In dem klügeren Papier zur Regierungsfrage »Rückkehr der Hoffnung« von Michael Brie und Mario Candeias aus der Rosa-LuxemburgStiftung wird darauf hingewiesen, dass es neben dem Fortbestand relativer Stabilität in Deutschland auch die Möglichkeit einer »offenen Krise« gibt, in der es eine »überzeugende Alternative einer grundsätzlich anderen Politik« braucht. Sei die LINKE hierzu nicht in der Lage, hätte sie »historisch völlig versagt«. Kriterium für eine Regierungsbeteiligung sei, »ob damit die linken gesellschaftsverändernden Kräfte gestärkt werden oder nicht«. Beim gegenwärtigen Kräfteverhältnis und beim Zustand von SPD, Grünen und Linkspartei ist von einer »linken« Bundesregierung jedoch keine Stärkung, sondern eine lange anhaltende Enttäuschung zu erwarten. Die griechische SYRIZA, die mit ganz anderer Bewegungsunterstützung gestartet ist, wird im ISM-Papier selbst aufgerufen. Aber wie kläglich ist jetzt ihre Niederlage, die auch zeigt, dass Linke es selten verstehen, wenigstens gut zu verlieren.

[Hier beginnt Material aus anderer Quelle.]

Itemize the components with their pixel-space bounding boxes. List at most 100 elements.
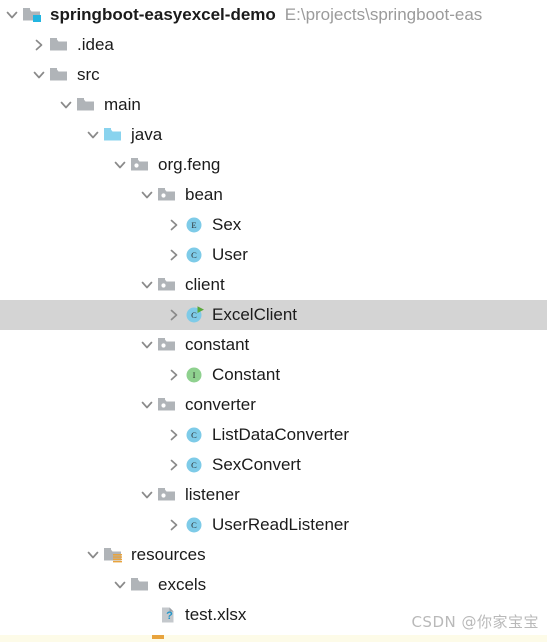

Die Kritik an der ISM-Position hält keine kurzfristige Option des Sieges bereit. Es wäre besser, wenn uns der arithmetische Unfall einer R2G-Regierung erspart bliebe. Weder die Bewegungslinke noch die radikale Linke darf sich vor den Karren einer Regierungsoption spannen lassen. Im Zweifel wird sie ihren Umgang mit der »linken« Regierung finden und versuchen müssen, den Reformismus vor sich herzutreiben. Aber von außen. Bis dahin bleibt es bei der Aufgabe, die Legitimationskrise zu verschärfen und eine konfrontative Politik zu entwickeln: In den Alltagskämpfen um soziale Infrastruktur, im Einsatz für die Rechte von Geflüchteten, im Kampf gegen den Klimawandel und nicht zuletzt beim G20Gipfel im kommenden Juli. Die Massenaktionen und Proteste in Hamburg werden unser Kommentar zur Bundestagswahl 2017 sein.